He believed that the help of God that he came to depend on, was also mediated through others. He joined the Pioneer Total Abstinence Association that was founded by the Jesuit priest, Fr James Cullen in 1898 – around the time when Matt began to drink. It was a group that helped Matt retain sobriety and to assure him that others were there to help and support him. It also had a spirituality of devotion to the Sacred Heart of Jesus which helped Matt detach himself from alcohol and attach himself more to the love of the heart of Christ. He once wrote:
‘Never be too hard on the man who can’t give up drink. It’s as hard to give up the drink as it is to raise the dead to life again. But both are possible and even easy for Our Lord. We have only to depend on him’.
Matt Talbot was declared a ‘Servant of God’ on 28th November 1947 and ‘Venerable’ by Pope St Paul VI on 3rd October 1975. In our modern age in which we have more addictions than we care to admit, Matt Talbot gives us hope that no one is out of reach of 'the hope that his call holds for us' (Eph. 1:18).
For that reason, during this Jubilee Year and on the centenary of the death of Matt Talbot, may we walk forward on the path of life as pilgrims of hope, helping each other not to succumb to the slavery of addiction by cultivating a deep and lasting friendship with the Lord Jesus whom Matt Talbot came to know and love as Saviour and friend.
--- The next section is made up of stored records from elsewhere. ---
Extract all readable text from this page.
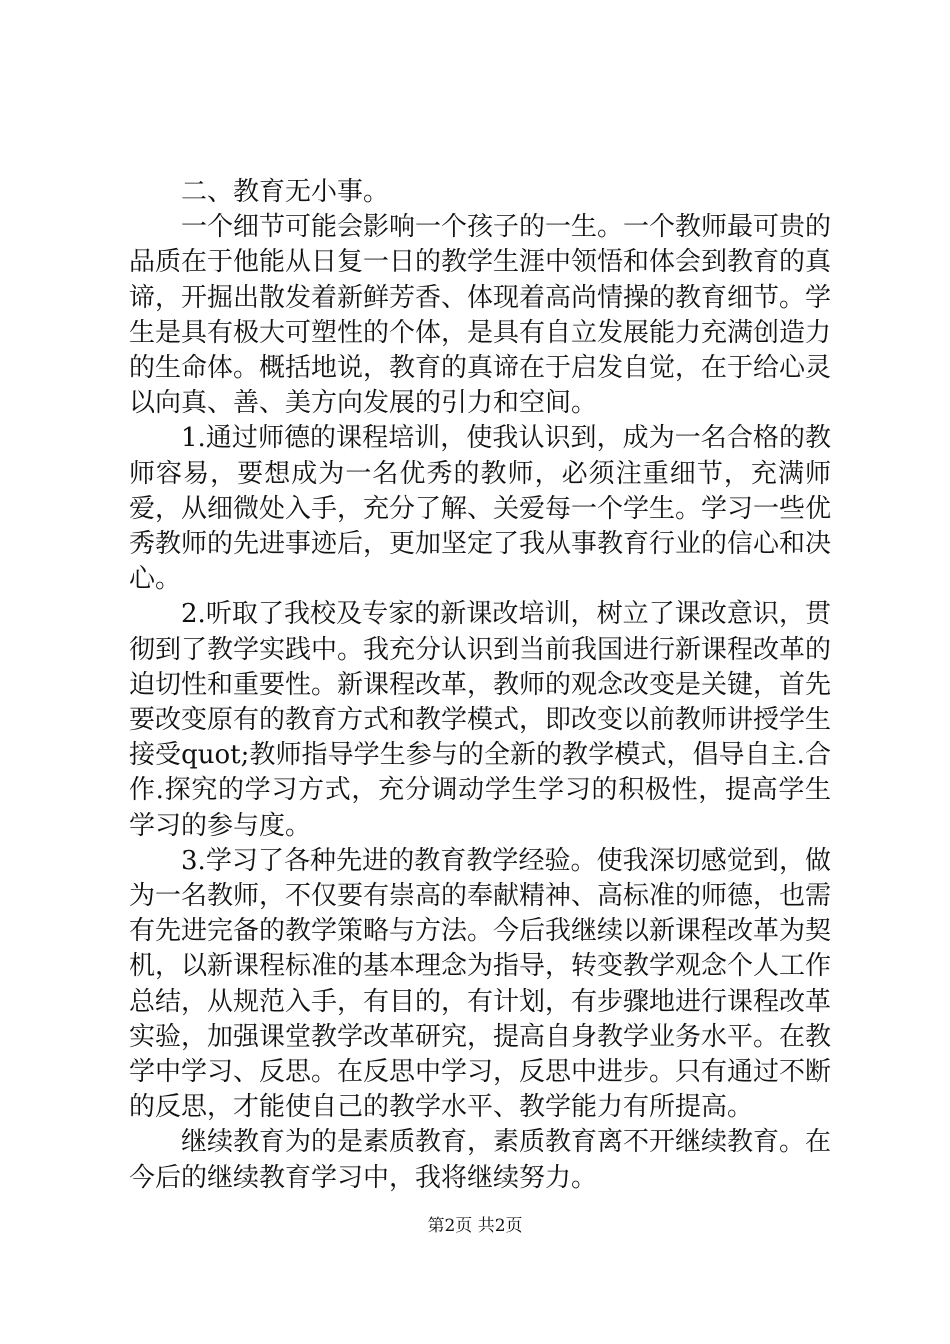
二、教育无小事。

一个细节可能会影响一个孩子的一生。一个教师最可贵的品质在于他能从日复一日的教学生涯中领悟和体会到教育的真谛，开掘出散发着新鲜芳香、体现着高尚情操的教育细节。学生是具有极大可塑性的个体，是具有自立发展能力充满创造力的生命体。概括地说，教育的真谛在于启发自觉，在于给心灵以向真、善、美方向发展的引力和空间。

1.通过师德的课程培训，使我认识到，成为一名合格的教师容易，要想成为一名优秀的教师，必须注重细节，充满师爱，从细微处入手，充分了解、关爱每一个学生。学习一些优秀教师的先进事迹后，更加坚定了我从事教育行业的信心和决心。

2.听取了我校及专家的新课改培训，树立了课改意识，贯彻到了教学实践中。我充分认识到当前我国进行新课程改革的迫切性和重要性。新课程改革，教师的观念改变是关键，首先要改变原有的教育方式和教学模式，即改变以前教师讲授学生接受quot;教师指导学生参与的全新的教学模式，倡导自主.合作.探究的学习方式，充分调动学生学习的积极性，提高学生学习的参与度。

3.学习了各种先进的教育教学经验。使我深切感觉到，做为一名教师，不仅要有崇高的奉献精神、高标准的师德，也需有先进完备的教学策略与方法。今后我继续以新课程改革为契机，以新课程标准的基本理念为指导，转变教学观念个人工作总结，从规范入手，有目的，有计划，有步骤地进行课程改革实验，加强课堂教学改革研究，提高自身教学业务水平。在教学中学习、反思。在反思中学习，反思中进步。只有通过不断的反思，才能使自己的教学水平、教学能力有所提高。

继续教育为的是素质教育，素质教育离不开继续教育。在今后的继续教育学习中，我将继续努力。

第2页 共2页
Venerable Matt Talbot, pray for us!
Excellent piece. I love the quote about not being hard on someone who cannot give up drink and comparing it to rising from the dead ... both possible in Jesus' name. Thanks for making me think about Matt Talbot today.
This is a powerful summary of the life of Matt Talbot. It is a marvellous lesson on how to overcome addiction. May it be an inspiration to those who have that problem today.